According to the Kaiser Family Foundation, African Americans make up 16% of the population in Florida. But as of Feb. 1, only 6% of the over two million Floridians vaccinated are African Americans.
Their data also shows that Hispanics make up 27% of the total population and a disproportionate 37% of COVID cases in Florida, but only 15% of individuals vaccinated.
Legislators and members of the Florida healthcare community met Monday evening in the last of their four-part town hall meeting series to discuss the impact of COVID-19 on communities of color, hosted by the Florida Legislative Black Caucus.
Florida legislators joined Monday’s conversation to provide information on how the government has and will continue to intervene in this battle.
Rep. Fentrice Driskell, D-Tampa, said legislators can start by pushing for greater vaccine access in the Black community.
“So we know that through the Department of Emergency Management there have been efforts to collaborate with churches in the Black community to get our community members who are 65 and older vaccinated. That is a great start but that has not gotten us near to where we need to be,” Driskell said.
The vaccine has been made accessible to over 33,000 individuals at Black churches across the state. This has lessened the gap between those with access to internet service and those who do not. Additionally, it has helped elders who may not feel comfortable navigating the internet to book an appointment.
“We realize that some of the vulnerable communities aren’t able to sit on the internet and wait to get the vaccine from [a place like] Publix. They may not even live close to a Publix,” Sen. Bobby Powell, D-West Palm Beach, said. “It is our job as legislators to kind of work within the system to make access easier.”

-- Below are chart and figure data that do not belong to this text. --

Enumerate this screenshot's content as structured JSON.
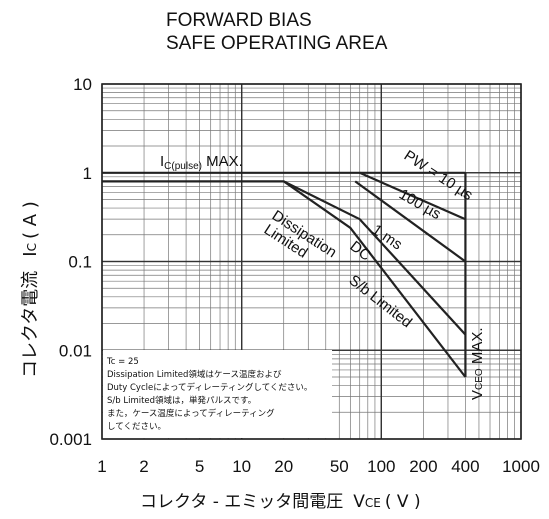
{
  "chart_data": {
    "type": "line",
    "title_line1": "FORWARD BIAS",
    "title_line2": "SAFE OPERATING AREA",
    "ylabel_text": "コレクタ電流",
    "ylabel_symbol": "I",
    "ylabel_sub": "C",
    "ylabel_unit": "( A )",
    "xlabel_text": "コレクタ - エミッタ間電圧",
    "xlabel_symbol": "V",
    "xlabel_sub": "CE",
    "xlabel_unit": "( V )",
    "x_scale": "log",
    "y_scale": "log",
    "xlim": [
      1,
      1000
    ],
    "ylim": [
      0.001,
      10
    ],
    "grid": true,
    "x_ticks": [
      {
        "value": 1,
        "label": "1"
      },
      {
        "value": 2,
        "label": "2"
      },
      {
        "value": 5,
        "label": "5"
      },
      {
        "value": 10,
        "label": "10"
      },
      {
        "value": 20,
        "label": "20"
      },
      {
        "value": 50,
        "label": "50"
      },
      {
        "value": 100,
        "label": "100"
      },
      {
        "value": 200,
        "label": "200"
      },
      {
        "value": 400,
        "label": "400"
      },
      {
        "value": 1000,
        "label": "1000"
      }
    ],
    "y_ticks": [
      {
        "value": 10,
        "label": "10"
      },
      {
        "value": 1,
        "label": "1"
      },
      {
        "value": 0.1,
        "label": "0.1"
      },
      {
        "value": 0.01,
        "label": "0.01"
      },
      {
        "value": 0.001,
        "label": "0.001"
      }
    ],
    "series": [
      {
        "key": "pulse",
        "points": [
          [
            1,
            1.0
          ],
          [
            400,
            1.0
          ]
        ]
      },
      {
        "key": "pw10us",
        "points": [
          [
            70,
            1.0
          ],
          [
            400,
            0.3
          ]
        ]
      },
      {
        "key": "pw100us",
        "points": [
          [
            65,
            0.8
          ],
          [
            400,
            0.1
          ]
        ]
      },
      {
        "key": "pw1ms",
        "points": [
          [
            20,
            0.8
          ],
          [
            70,
            0.3
          ],
          [
            400,
            0.015
          ]
        ]
      },
      {
        "key": "dc",
        "points": [
          [
            1,
            0.8
          ],
          [
            20,
            0.8
          ],
          [
            60,
            0.24
          ],
          [
            400,
            0.005
          ]
        ]
      }
    ],
    "annotations": [
      {
        "key": "pulse",
        "main": "I",
        "sub": "C(pulse)",
        "rest": " MAX."
      },
      {
        "key": "pw10",
        "text": "PW = 10 µs"
      },
      {
        "key": "pw100",
        "text": "100 µs"
      },
      {
        "key": "ms1",
        "text": "1 ms"
      },
      {
        "key": "dc",
        "text": "DC"
      },
      {
        "key": "sb",
        "text": "S/b Limited"
      },
      {
        "key": "diss1",
        "text": "Dissipation"
      },
      {
        "key": "diss2",
        "text": "Limited"
      },
      {
        "key": "vceo",
        "main": "V",
        "sub": "CEO",
        "rest": " MAX."
      }
    ],
    "note_lines": [
      "Tc = 25",
      "Dissipation Limited領域はケース温度および",
      "Duty Cycleによってディレーティングしてください。",
      "S/b Limited領域は，単発パルスです。",
      "また，ケース温度によってディレーティング",
      "してください。"
    ]
  }
}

Driskell said the data on vaccine rates among different races and ethnicities is crucial because it allows a push for data-driven legislation. “We can say that this is a problem — what are we going to do to push for greater access?”
Organizations like the Florida Health Equity Research Institute have been established to help minimize medical disparities suffered in our state and improve the overall health of the medically underserved population.

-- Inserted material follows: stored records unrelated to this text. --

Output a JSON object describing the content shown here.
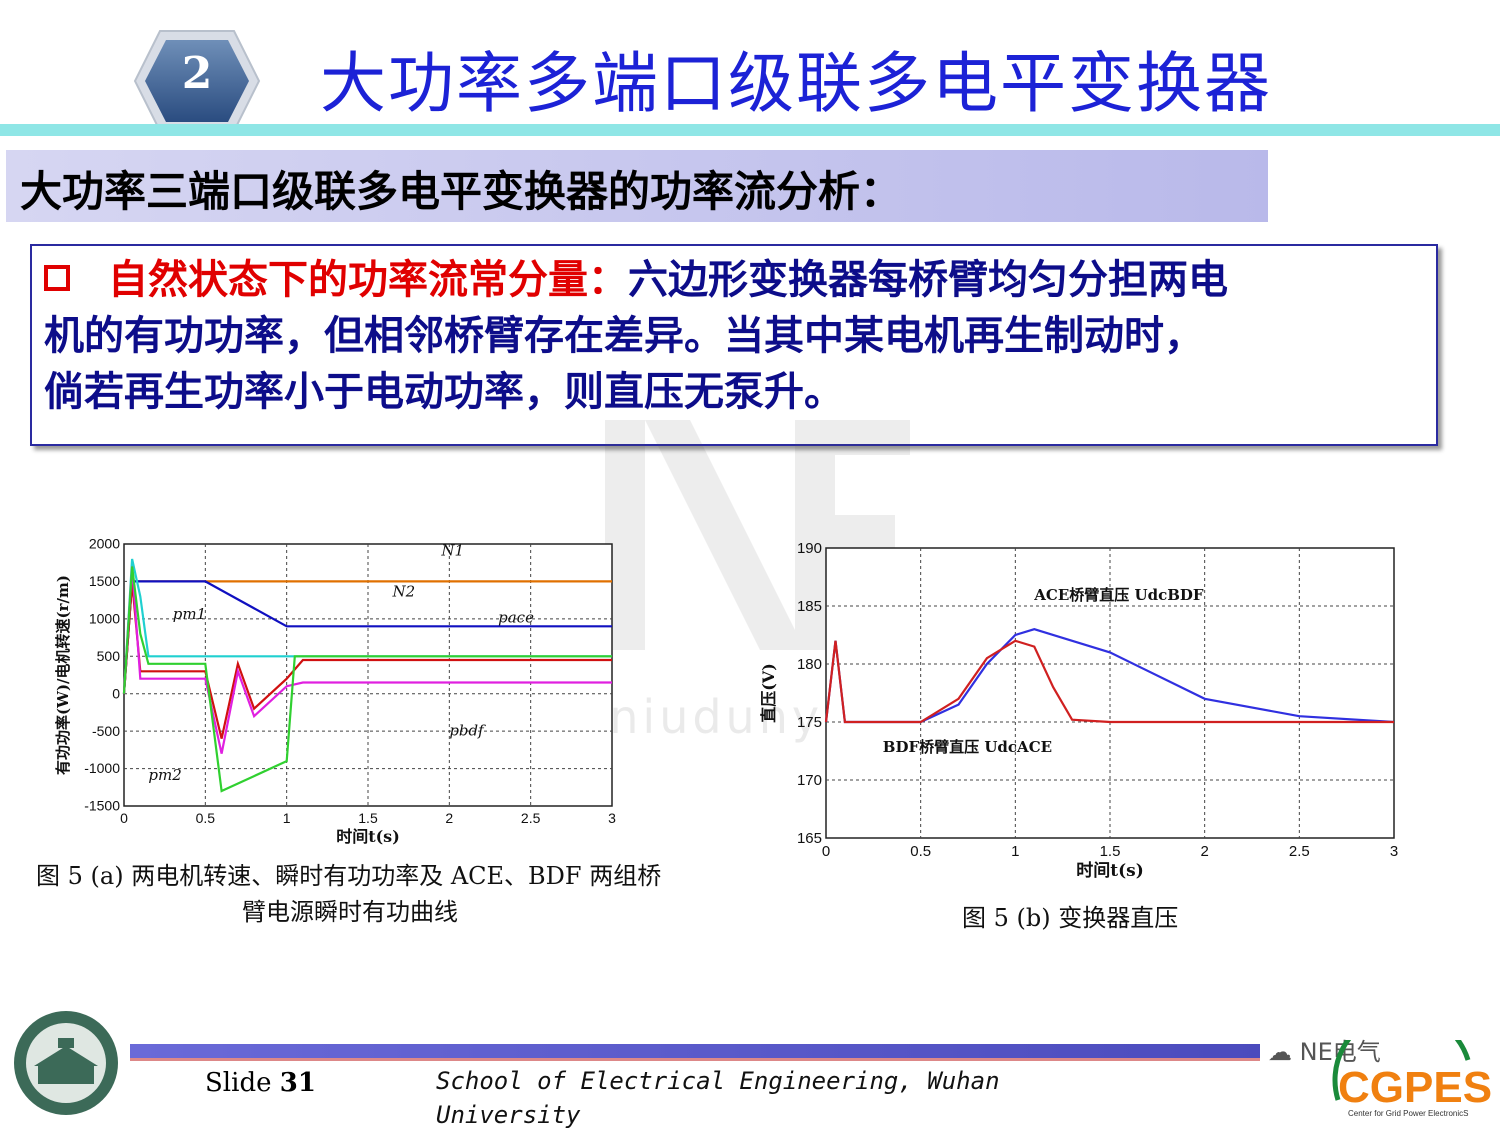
{
  "header": {
    "slide_badge": "2",
    "title": "大功率多端口级联多电平变换器"
  },
  "section": {
    "heading": "大功率三端口级联多电平变换器的功率流分析："
  },
  "note": {
    "lead": "自然状态下的功率流常分量：",
    "body_line1": "六边形变换器每桥臂均匀分担两电",
    "body_line2": "机的有功功率，但相邻桥臂存在差异。当其中某电机再生制动时，",
    "body_line3": "倘若再生功率小于电动功率，则直压无泵升。"
  },
  "watermark": {
    "url": "www.niudunyan.com"
  },
  "figure_a": {
    "caption_line1": "图 5 (a)   两电机转速、瞬时有功功率及 ACE、BDF 两组桥",
    "caption_line2": "臂电源瞬时有功曲线"
  },
  "figure_b": {
    "caption": "图 5 (b)   变换器直压"
  },
  "footer": {
    "slide_label": "Slide",
    "slide_number": "31",
    "school": "School of Electrical Engineering, Wuhan University",
    "wechat": "NE电气",
    "logo_text": "CGPES",
    "logo_sub": "Center for Grid Power ElectronicS"
  },
  "chart_data": [
    {
      "type": "line",
      "ylabel": "有功功率(W)/电机转速(r/m)",
      "xlabel": "时间t(s)",
      "xlim": [
        0,
        3
      ],
      "ylim": [
        -1500,
        2000
      ],
      "x_ticks": [
        "0",
        "0.5",
        "1",
        "1.5",
        "2",
        "2.5",
        "3"
      ],
      "y_ticks": [
        "2000",
        "1500",
        "1000",
        "500",
        "0",
        "-500",
        "-1000",
        "-1500"
      ],
      "grid": true,
      "series": [
        {
          "name": "N1",
          "color": "#e07000",
          "x": [
            0,
            0.05,
            0.1,
            3
          ],
          "y": [
            0,
            1500,
            1500,
            1500
          ]
        },
        {
          "name": "N2",
          "color": "#1010c0",
          "x": [
            0,
            0.05,
            0.5,
            1.0,
            3
          ],
          "y": [
            0,
            1500,
            1500,
            900,
            900
          ]
        },
        {
          "name": "pm1",
          "color": "#20d0d0",
          "x": [
            0,
            0.05,
            0.1,
            0.15,
            0.5,
            1.0,
            3
          ],
          "y": [
            0,
            1800,
            1300,
            500,
            500,
            500,
            500
          ]
        },
        {
          "name": "pace",
          "color": "#d01010",
          "x": [
            0,
            0.05,
            0.1,
            0.5,
            0.6,
            0.7,
            0.8,
            1.0,
            1.1,
            3
          ],
          "y": [
            0,
            1500,
            300,
            300,
            -600,
            400,
            -200,
            200,
            450,
            450
          ]
        },
        {
          "name": "pbdf",
          "color": "#e020e0",
          "x": [
            0,
            0.05,
            0.1,
            0.5,
            0.6,
            0.7,
            0.8,
            1.0,
            1.1,
            3
          ],
          "y": [
            0,
            1700,
            200,
            200,
            -800,
            300,
            -300,
            100,
            150,
            150
          ]
        },
        {
          "name": "pm2",
          "color": "#30d030",
          "x": [
            0,
            0.05,
            0.1,
            0.15,
            0.5,
            0.6,
            0.8,
            1.0,
            1.05,
            3
          ],
          "y": [
            0,
            1700,
            800,
            400,
            400,
            -1300,
            -1100,
            -900,
            500,
            500
          ]
        }
      ],
      "annotations": [
        "N1",
        "N2",
        "pm1",
        "pace",
        "pbdf",
        "pm2"
      ]
    },
    {
      "type": "line",
      "ylabel": "直压(V)",
      "xlabel": "时间t(s)",
      "xlim": [
        0,
        3
      ],
      "ylim": [
        165,
        190
      ],
      "x_ticks": [
        "0",
        "0.5",
        "1",
        "1.5",
        "2",
        "2.5",
        "3"
      ],
      "y_ticks": [
        "190",
        "185",
        "180",
        "175",
        "170",
        "165"
      ],
      "grid": true,
      "series": [
        {
          "name": "UdcBDF",
          "color": "#3030e0",
          "x": [
            0,
            0.05,
            0.1,
            0.5,
            0.7,
            0.85,
            1.0,
            1.1,
            1.5,
            2.0,
            2.5,
            3.0
          ],
          "y": [
            175,
            182,
            175,
            175,
            176.5,
            180,
            182.5,
            183,
            181,
            177,
            175.5,
            175
          ]
        },
        {
          "name": "UdcACE",
          "color": "#d02020",
          "x": [
            0,
            0.05,
            0.1,
            0.5,
            0.7,
            0.85,
            1.0,
            1.1,
            1.2,
            1.3,
            1.5,
            3.0
          ],
          "y": [
            175,
            182,
            175,
            175,
            177,
            180.5,
            182,
            181.5,
            178,
            175.2,
            175,
            175
          ]
        }
      ],
      "annotations": [
        "ACE桥臂直压 UdcBDF",
        "BDF桥臂直压 UdcACE"
      ]
    }
  ]
}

HERI members B. Lee Green, vice president of Diversity, Public Relations and Strategic Communication for Moffitt Cancer Center and Penny Ralston, director of the Center on Better Health and Life for Underserved Populations, said there is a pipeline issue of underrepresented groups in the health and medical professions field.

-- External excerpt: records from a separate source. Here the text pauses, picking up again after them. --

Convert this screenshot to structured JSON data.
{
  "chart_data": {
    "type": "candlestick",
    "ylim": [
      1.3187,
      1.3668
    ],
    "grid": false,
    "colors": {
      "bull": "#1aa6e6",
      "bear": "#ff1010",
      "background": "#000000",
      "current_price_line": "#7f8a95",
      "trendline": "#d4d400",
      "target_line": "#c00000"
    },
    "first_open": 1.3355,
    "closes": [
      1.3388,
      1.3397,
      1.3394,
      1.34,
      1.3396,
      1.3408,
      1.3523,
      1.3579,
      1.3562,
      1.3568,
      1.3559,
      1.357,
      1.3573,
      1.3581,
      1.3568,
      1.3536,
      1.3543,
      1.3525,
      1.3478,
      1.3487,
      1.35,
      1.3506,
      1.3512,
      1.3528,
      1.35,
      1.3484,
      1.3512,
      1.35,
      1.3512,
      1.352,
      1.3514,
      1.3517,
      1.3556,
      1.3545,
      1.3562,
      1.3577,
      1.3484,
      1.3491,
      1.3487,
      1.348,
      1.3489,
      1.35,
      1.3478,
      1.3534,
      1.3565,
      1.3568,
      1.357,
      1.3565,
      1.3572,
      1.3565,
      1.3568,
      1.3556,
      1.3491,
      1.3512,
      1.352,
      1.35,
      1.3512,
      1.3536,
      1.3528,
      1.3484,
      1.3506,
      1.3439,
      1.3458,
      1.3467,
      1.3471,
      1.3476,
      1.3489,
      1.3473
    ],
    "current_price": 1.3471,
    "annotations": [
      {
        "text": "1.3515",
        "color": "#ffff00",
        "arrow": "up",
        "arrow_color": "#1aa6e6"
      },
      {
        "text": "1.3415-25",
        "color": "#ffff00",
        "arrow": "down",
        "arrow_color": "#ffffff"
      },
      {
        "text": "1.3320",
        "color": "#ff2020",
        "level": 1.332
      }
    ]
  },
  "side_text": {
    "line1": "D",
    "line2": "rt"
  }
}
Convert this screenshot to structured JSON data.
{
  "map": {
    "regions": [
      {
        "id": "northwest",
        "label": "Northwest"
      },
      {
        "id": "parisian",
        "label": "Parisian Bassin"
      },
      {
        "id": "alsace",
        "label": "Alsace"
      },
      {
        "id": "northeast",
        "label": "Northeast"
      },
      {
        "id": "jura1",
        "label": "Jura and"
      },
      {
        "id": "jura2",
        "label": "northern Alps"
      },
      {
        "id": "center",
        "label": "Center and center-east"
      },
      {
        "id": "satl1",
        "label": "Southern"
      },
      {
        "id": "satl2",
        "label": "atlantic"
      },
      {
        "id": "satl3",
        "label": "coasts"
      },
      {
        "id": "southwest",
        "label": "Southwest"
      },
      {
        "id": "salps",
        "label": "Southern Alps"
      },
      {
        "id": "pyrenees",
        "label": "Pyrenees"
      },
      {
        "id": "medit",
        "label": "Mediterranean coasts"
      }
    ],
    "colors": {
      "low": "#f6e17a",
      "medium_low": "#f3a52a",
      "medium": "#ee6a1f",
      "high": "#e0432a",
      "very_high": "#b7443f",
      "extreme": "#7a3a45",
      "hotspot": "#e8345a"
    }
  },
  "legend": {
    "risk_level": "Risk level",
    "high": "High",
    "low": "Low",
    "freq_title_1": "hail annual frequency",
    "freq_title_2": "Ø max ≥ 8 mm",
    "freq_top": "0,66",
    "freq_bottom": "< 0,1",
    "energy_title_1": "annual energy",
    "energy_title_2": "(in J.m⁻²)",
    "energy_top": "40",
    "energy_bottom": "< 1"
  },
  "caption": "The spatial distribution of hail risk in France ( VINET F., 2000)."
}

“Florida is one of the most diverse states in the US yet our workforce may not reflect this diversity, so I think that’s a part of the whole pipeline issue,” Green said.
HERI also conducts hands-on mentoring summer research experiences that have educated over 1,000 young individuals on health careers.
Some panelist members said the change in government and President Biden’s indications of increasing vaccine supply can allow for better access to minority communities.
“With greater supply I think we will be able to reach community-level immunity,” Rep. Geraldine Thompson, D-Orlando, said. “If there are any pockets of individuals, if there are any populations who are not getting the vaccine, then it puts in jeopardy all of the other people and so in order to reach community-level immunity, we have got to make sure that every segment of our population has access to the vaccine.”
According to Shamarial Roberson, deputy secretary of health at Florida Department of Health, FEMA is in the process of implementing a minority strategy from the federal government, which would provide additional vaccines to help close the current racial disparity gap. This allocation will be in addition to current state allocation. The initiative is set to launch in early March.
Editor’s note: The Kaiser Family Foundation race and ethnicity categories as percentages of total population may add up to more than 100% due to individuals marking off more than one racial category on the census.